The limits will also be blurred by the design of the battery and control system. One example is the maximum operating temperature for the cell.
Thermal Conductivity – If we look at the active layers of a cell the thermal conductivity in the plane of the layers is approximately 10x to 100x that through the planes.
This should not be unexpected as the electrodes are made from sheets of aluminium and copper. Two of the best materials for thermal conductivity.
These values though have a large range [Ref 1]:
- 15 to 160 W/mK In-Plane
- 0.2 to 8 W/mK Through-Plane
Thermal Runaway vs Electrical Energy – the energy released during Thermal Runaway versus the electrical energy stored in a battery.
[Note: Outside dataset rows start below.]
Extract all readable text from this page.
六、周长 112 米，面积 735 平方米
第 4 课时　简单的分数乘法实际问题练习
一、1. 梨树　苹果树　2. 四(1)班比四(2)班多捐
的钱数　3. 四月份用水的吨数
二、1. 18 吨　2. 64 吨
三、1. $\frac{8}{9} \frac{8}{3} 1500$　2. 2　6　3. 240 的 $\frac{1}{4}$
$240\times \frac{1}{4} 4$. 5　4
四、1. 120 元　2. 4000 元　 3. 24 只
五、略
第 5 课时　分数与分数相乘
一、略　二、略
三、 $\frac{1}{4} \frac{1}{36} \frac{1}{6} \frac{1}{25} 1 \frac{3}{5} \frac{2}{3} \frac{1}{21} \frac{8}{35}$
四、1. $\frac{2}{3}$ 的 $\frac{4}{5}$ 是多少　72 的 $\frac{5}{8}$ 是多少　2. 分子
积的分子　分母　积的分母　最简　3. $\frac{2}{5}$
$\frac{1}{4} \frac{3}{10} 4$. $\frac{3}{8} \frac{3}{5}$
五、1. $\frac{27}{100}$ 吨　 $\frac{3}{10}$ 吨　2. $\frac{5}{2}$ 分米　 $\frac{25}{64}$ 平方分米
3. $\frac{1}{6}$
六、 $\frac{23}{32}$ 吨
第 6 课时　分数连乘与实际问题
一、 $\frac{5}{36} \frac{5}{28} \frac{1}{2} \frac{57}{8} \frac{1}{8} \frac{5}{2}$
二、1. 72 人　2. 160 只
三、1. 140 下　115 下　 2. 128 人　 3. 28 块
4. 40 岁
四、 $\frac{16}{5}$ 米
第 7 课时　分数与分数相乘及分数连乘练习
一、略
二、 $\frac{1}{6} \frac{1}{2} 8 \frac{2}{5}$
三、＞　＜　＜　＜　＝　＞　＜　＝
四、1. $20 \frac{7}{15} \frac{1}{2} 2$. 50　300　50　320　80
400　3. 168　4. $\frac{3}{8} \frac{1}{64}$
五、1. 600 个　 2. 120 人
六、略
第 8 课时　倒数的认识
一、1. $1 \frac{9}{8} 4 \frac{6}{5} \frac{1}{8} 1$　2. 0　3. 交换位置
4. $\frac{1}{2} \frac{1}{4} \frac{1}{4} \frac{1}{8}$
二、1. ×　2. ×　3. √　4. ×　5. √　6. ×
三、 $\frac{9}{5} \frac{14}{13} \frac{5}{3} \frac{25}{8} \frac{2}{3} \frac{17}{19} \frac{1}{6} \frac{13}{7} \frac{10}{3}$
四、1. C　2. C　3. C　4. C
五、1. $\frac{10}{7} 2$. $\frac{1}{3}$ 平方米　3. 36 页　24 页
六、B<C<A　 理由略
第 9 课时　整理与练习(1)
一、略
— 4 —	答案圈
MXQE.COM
The energy released during Thermal Runaway (TR) versus the stored electrical energy. A number has been bandied around for a long time that the energy released in a TR event was 2 to 6 times the electrical energy stored in the cell.
Usable SoC Window – If we want a battery cell to last a lot of cycles, extend the life in a power application or to ensure the available power is consistent then we need to set a usable SoC window that is smaller than 100%.
Wh/kg – gravimetric energy density of a cell.